Dive into the archives.
- #9246
Copy Editor: “If I had feelings, they’d be hurt right now.”
- #9245
Sub-Editor to Graphic Designer, who’s been hunched over his iPhone for a good half an hour: “Are you playing Draw Something?”
- #9243
Web editor, after standing up to answer the phone: “Wow, I haven’t stood up in awhile. It must feel like taking a vitamin, or seeing the sun or something.”
- #9242
Photographer: “Just got an email wondering if I would photograph guests at an event in exchange for hanging out with a live baby cheetah.” Web reporter: “This is an obvious yes.”
- #9240
Copy Editor: “Is it weird o’clock already?”
- #9239
Copy editor on returning to a rural newspaper from a week-long vacation: “I totally missed hearing ‘cows’ on the scanner.”
- #9237
Editor: “Did you write this story about firefighters rescuing a cat in a tree.” Reporter: “Yes. I thought it was interesting.” Editor: “It’s not. I don’t want to see this again.”
- #9236
Editor: “They are wearing the same cologne. I think it’s ‘Khloe’ by the Kardashians.” Reporter: “Is that why they smell like sweat and Cheetos?”
- #9235
Associate Editor: “There is going to be a ribbon cutting. Aren’t you excited? That means they are going to get out the big scissors.”
- #9234
Producer 1 to producer 2 talking with reporter on a short package: “Don’t put a time on something that sucks.”
- #9231
Editor: “We had a reporter who would pitch stories, but never wanted to write them.” Reporter: “That sounds like an editor.”
- #9229
Reporter: “This place is so glum. It’s like the whole office is the obit desk.
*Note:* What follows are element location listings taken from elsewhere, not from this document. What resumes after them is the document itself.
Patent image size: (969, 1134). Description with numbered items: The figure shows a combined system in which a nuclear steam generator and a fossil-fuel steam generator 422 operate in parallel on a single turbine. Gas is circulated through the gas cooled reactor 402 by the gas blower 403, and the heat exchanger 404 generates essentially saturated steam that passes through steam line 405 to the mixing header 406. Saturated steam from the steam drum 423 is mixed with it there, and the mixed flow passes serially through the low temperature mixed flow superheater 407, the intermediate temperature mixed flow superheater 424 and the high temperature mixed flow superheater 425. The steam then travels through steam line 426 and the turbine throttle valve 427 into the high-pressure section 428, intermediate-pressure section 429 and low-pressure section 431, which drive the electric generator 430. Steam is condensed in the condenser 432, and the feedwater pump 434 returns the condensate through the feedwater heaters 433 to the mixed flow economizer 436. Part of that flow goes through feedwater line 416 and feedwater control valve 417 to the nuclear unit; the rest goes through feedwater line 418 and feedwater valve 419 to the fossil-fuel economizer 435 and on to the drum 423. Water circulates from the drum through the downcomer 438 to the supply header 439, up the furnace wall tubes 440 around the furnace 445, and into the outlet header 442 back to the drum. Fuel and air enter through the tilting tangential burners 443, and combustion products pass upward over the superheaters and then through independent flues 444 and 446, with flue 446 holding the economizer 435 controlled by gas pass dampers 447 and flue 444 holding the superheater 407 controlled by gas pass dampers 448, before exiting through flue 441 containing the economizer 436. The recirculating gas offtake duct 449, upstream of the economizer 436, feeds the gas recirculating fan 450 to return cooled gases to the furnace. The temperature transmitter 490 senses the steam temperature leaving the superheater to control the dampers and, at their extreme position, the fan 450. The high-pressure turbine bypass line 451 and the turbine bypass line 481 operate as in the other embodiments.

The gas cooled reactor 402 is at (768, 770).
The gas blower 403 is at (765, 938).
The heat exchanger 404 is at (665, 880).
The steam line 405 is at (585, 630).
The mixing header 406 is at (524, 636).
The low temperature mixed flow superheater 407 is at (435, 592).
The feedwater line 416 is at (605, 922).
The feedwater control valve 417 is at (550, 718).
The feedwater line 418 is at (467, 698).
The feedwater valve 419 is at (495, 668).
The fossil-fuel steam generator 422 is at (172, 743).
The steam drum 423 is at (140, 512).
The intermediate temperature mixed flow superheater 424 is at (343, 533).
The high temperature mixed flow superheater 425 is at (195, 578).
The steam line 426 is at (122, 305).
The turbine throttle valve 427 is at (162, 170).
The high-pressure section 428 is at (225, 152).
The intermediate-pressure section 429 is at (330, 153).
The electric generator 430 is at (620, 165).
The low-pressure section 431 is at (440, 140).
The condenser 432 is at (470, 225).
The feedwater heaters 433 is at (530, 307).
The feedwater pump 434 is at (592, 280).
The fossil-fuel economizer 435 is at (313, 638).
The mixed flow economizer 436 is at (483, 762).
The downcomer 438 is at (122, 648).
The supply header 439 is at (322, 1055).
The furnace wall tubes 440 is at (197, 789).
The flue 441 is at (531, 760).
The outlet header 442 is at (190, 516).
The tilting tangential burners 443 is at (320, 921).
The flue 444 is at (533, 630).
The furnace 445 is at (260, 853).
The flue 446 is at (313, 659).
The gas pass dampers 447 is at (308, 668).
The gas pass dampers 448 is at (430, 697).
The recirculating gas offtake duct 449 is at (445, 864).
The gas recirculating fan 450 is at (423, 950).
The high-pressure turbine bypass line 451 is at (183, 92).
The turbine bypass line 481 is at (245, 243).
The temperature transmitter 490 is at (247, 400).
We’re writing about the death of the newspaper industry.”
- #9227
Editor trying to come up with headline dealing with a dog: “Did the dog give them ‘paws?’” Editor 2: “ … We need to stop talking about this … we’re losing brain cells as we speak.”
- #9226
“Is it ‘Brangelina is’ or ‘Brangelina are?’”
- #9225
Editor: “Our phones in the newsroom seem to have gone down.” IT support: “Can you get by for the night without them?” Editor: “Well, we are trying to put out a newspaper. So probably not.”
- #9224
Reporter: “Have you ever seen Ice Road Truckers? [Silence from the newsroom.] This is what happens when the remote in the gym is lost.”
- #9222
Photo Chief: “You would think in a newsroom we’d have something more interesting to talk about than cake in the break room.” Reporter: “Uh, have you ever been in a newsroom?”
- #9221
Reporter: “Newt Gingrich suspended his campaign.” Page Designer: “This is bullshit! How am I supposed to live on the moon now?!”
- #9220
Copy editor, reading a story about John Edwards: “Couldn’t we have put the words ‘crazy slut’ in the headline?”
- #9219
Editor: “We have 78 inches of obits in tomorrow’s paper. I don’t think we’re going to have any subscribers left.”